Le député de Chauveau, Gérard Deltell, qui a désavoué sans appel la position de Me Allaire, soutient que le compromis choisi par la CAQ «repose sur le consensus de Bouchard-Taylor». «On va même un peu plus loin», a affirmé M. Deltell. Me Allaire a affirmé se reconnaître davantage dans la proposition de Bernard Drainville que dans la position de son parti, inspirée de la commission Bouchard-Taylor. La CAQ souhaite limiter l'interdiction du port de signes religieux aux juges, aux avocats de la Couronne, aux policiers - comme le préconisait Bouchard-Taylor.

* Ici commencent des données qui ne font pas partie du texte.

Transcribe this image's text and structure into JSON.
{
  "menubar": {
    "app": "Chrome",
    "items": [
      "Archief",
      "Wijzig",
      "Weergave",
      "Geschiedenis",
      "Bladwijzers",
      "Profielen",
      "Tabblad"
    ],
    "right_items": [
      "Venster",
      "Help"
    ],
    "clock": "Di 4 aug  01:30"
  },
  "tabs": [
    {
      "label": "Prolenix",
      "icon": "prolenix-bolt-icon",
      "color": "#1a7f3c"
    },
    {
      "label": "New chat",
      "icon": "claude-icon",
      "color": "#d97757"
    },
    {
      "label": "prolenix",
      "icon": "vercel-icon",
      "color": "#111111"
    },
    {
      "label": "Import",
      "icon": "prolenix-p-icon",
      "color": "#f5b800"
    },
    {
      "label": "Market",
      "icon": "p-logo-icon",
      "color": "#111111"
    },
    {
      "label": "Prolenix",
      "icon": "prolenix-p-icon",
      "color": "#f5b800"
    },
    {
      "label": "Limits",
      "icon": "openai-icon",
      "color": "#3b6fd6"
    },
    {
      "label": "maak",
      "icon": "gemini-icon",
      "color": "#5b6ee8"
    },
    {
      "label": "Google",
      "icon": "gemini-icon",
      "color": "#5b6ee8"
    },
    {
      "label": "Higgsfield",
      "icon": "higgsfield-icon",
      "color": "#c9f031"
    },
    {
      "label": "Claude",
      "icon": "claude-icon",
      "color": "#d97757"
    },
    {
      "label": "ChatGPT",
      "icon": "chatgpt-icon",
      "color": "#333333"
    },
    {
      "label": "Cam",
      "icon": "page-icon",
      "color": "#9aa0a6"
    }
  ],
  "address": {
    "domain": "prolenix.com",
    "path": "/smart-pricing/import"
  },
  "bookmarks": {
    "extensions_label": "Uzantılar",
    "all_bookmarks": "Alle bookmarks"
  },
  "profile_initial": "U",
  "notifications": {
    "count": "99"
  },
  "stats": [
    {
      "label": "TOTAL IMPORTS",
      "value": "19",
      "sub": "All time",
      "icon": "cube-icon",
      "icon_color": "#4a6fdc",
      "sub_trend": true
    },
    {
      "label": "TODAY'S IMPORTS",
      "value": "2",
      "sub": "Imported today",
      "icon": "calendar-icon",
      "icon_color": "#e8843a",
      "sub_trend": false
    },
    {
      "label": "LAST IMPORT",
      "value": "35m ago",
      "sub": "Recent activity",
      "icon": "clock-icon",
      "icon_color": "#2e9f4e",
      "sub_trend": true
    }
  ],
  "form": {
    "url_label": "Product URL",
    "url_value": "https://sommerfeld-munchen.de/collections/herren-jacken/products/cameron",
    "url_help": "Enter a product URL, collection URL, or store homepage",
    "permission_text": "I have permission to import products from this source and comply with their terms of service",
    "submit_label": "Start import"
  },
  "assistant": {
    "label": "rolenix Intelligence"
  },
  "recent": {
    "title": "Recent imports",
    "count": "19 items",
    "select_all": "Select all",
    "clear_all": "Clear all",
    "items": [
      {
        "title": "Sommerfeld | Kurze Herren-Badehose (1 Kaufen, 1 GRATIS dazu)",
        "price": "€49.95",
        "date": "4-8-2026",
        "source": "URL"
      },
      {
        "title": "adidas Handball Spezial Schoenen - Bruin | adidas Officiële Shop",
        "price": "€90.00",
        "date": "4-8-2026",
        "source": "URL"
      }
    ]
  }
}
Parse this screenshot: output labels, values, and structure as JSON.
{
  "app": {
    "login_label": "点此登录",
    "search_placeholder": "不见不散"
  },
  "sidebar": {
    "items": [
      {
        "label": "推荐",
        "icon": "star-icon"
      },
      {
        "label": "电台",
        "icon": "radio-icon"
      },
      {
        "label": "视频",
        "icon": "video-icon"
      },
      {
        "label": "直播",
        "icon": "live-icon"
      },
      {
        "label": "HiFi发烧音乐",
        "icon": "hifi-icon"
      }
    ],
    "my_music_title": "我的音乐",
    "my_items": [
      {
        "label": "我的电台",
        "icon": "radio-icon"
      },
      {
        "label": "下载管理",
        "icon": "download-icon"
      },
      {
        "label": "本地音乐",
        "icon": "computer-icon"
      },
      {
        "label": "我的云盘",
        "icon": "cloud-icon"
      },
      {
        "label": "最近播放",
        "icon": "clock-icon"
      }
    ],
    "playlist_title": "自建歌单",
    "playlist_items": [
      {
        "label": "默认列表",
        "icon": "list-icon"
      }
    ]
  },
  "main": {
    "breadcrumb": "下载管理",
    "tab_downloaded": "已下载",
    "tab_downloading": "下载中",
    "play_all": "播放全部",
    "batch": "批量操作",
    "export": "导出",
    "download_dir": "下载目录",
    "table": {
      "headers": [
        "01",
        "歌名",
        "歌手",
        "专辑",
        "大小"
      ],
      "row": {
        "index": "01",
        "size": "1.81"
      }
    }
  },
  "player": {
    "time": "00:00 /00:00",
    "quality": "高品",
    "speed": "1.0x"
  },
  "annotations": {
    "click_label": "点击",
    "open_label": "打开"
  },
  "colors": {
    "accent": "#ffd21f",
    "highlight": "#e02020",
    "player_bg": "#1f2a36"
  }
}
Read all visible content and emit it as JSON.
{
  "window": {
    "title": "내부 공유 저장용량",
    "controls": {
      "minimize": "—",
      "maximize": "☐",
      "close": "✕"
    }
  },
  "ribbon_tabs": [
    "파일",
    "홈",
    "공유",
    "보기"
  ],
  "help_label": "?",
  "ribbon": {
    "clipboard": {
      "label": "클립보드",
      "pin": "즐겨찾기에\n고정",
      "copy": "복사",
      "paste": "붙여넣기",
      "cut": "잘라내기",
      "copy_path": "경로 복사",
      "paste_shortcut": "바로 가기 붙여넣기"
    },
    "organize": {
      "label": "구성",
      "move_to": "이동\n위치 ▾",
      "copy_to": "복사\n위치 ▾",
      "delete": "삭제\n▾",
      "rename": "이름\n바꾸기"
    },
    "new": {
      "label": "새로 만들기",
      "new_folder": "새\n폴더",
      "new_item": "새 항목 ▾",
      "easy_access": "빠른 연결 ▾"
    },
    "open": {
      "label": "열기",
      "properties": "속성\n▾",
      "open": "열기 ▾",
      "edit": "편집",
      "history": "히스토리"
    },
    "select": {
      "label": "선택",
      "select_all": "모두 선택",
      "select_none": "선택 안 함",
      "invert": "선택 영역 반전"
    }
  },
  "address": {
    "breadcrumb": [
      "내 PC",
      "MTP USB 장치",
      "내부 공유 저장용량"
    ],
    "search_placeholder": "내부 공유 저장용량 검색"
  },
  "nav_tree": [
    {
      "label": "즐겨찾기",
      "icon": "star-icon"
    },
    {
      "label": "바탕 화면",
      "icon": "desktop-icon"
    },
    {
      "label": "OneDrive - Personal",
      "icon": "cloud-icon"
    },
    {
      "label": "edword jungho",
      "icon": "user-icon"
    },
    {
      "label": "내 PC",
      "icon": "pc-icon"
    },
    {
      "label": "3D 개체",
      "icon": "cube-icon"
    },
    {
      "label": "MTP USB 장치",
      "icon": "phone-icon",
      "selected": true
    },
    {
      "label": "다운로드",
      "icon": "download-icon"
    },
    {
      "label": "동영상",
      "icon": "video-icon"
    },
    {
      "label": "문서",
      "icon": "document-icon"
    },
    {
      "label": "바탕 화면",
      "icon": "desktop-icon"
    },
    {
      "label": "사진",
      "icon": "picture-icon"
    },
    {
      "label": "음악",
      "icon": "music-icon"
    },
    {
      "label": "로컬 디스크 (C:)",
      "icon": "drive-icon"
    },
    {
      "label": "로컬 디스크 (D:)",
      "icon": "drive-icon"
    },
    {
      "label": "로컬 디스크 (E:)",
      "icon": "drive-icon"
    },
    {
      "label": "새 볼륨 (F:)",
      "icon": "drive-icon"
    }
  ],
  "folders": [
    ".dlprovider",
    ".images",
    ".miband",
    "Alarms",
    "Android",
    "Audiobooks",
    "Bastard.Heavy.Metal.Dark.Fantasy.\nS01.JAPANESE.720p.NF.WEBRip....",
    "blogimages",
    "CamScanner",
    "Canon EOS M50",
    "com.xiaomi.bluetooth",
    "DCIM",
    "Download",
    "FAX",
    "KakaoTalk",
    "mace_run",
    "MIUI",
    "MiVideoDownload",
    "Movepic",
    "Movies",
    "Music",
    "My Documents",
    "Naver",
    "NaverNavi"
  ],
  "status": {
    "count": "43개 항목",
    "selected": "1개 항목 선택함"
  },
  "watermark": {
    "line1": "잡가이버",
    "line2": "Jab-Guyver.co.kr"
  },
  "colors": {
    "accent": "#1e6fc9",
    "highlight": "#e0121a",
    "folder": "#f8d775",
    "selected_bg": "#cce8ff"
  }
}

Elle ajoute à cette liste les directeurs d'école et les enseignants.

Or, en décembre 2009, plusieurs mois après la publication du fameux rapport sur les accommodements raisonnables, le même Gérard Deltell, en tant que chef de l'Action démocratique du Québec (ADQ), avait une position dans le droit fil de la proposition de Bernard Drainville.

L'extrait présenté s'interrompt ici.